Last week after I wrote that Iowa coach Kirk Ferentz, the highest paid coach in the Big Ten, was, well, not earning his keep, I received a deluge of e-mails from Iowa fans (all very polite I might add and no profanity) indicating I was, well, crazy. My reasoning was Ohio State's Jim Tressel, winner of six consecutive league titles (some shared), should be the league's highest paid coach, and Ferentz, who is a BCS worst 11-18 in games decided by eight points or less, should not. Well, the Hawkeyes, with 26 seniors and 14 returning starters from last year, promptly went out and lost at Minnesota 27-24. That dropped the Big Ten's highest paid coach to 7-5 this season, including 11-19 in games decided by eight points or less since 2005.
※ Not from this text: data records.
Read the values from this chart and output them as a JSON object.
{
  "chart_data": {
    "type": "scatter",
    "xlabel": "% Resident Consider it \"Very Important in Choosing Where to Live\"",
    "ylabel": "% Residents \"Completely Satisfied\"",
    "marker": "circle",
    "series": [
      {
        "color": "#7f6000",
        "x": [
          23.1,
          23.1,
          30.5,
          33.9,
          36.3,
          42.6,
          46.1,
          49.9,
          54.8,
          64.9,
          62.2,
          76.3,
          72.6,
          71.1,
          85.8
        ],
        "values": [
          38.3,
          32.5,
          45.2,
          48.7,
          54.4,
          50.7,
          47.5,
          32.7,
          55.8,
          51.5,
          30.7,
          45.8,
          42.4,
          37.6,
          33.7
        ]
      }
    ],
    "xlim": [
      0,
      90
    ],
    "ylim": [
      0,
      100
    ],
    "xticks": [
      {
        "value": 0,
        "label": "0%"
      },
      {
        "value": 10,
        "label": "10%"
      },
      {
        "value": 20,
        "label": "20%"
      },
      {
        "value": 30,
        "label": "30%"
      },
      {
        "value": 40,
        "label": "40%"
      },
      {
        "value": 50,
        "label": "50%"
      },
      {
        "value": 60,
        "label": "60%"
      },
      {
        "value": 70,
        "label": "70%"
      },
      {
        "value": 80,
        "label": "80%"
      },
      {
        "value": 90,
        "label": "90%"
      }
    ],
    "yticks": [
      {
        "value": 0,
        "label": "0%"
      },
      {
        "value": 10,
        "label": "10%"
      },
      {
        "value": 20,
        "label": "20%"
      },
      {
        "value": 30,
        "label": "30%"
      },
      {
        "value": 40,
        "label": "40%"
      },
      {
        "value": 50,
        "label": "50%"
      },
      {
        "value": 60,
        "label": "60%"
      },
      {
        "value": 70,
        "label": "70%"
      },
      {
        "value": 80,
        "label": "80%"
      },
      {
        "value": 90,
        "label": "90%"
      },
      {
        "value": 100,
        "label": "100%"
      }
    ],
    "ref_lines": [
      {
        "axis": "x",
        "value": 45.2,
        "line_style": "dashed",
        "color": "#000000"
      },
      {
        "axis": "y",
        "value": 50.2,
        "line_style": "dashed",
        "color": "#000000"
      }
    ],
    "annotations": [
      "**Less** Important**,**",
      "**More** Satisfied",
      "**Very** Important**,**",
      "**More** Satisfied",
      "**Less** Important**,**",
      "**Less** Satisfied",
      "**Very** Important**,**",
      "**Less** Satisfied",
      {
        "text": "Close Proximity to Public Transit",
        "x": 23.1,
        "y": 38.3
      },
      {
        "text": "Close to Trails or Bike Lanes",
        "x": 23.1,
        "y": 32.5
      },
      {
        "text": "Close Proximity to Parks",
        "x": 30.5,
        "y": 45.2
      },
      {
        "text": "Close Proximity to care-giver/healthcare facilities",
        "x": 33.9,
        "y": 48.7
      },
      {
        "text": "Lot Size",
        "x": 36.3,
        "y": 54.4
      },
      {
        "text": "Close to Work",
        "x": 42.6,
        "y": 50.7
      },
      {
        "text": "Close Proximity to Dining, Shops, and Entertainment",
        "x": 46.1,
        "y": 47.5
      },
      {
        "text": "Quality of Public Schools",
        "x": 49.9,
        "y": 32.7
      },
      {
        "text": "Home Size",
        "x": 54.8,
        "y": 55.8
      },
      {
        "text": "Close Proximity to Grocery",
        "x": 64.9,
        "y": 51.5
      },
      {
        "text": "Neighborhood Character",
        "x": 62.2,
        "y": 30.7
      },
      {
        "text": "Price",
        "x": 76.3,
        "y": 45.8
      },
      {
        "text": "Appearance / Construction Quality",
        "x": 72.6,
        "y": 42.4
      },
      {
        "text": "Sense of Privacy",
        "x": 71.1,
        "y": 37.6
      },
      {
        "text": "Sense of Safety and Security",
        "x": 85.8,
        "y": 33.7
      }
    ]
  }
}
Former Florida State president T.K. Wetherell recently told the St. Petersburg Times that while Jimbo Fisher was his No. 1 choice to replace Bobby Bowden, his second choice was none other than Lane Kiffin. ... Who says Boise State isn't a big-time program? After kicker Kyle Brotzman missed two field goals, including the game-winner at the end of regulation in the loss at Nevada, their fans acted like the fans of any non-rational big-time BCS conference team. The Ada County (Idaho) Sheriff's Department received a report about callers leaving obnoxious and harassing telephone messages with a woman with the last name of Brotzman, who was not related to the kicker, the Idaho Statesman reported. Fortunately, true Boise State fans took to Facebook and created pages in support of Brotzman.
Observations From the Road
Having made my first trip to Nevada's Mackey Stadium, I was impressed with the atmosphere and enthusiastic crowd for Friday night's game with Boise State. And, boy do the Wolf Pack fans love their ThunderStix. Also for any "Fast Times at Ridgemont High" fans, I loved the public address system playing "Kashmir" at the start of every Nevada drive, which may have been the key for the Wolf Pack's second-half comeback. So, sorry Mike Damone, side one of Led Zeppelin 4 is good for more than just "makin' out." The cannon in the end zone got quite a workout. It's fired after every Nevada score -- and even sometimes when they thought Nevada scored, like when Colin Kaepernick stepped out at the five.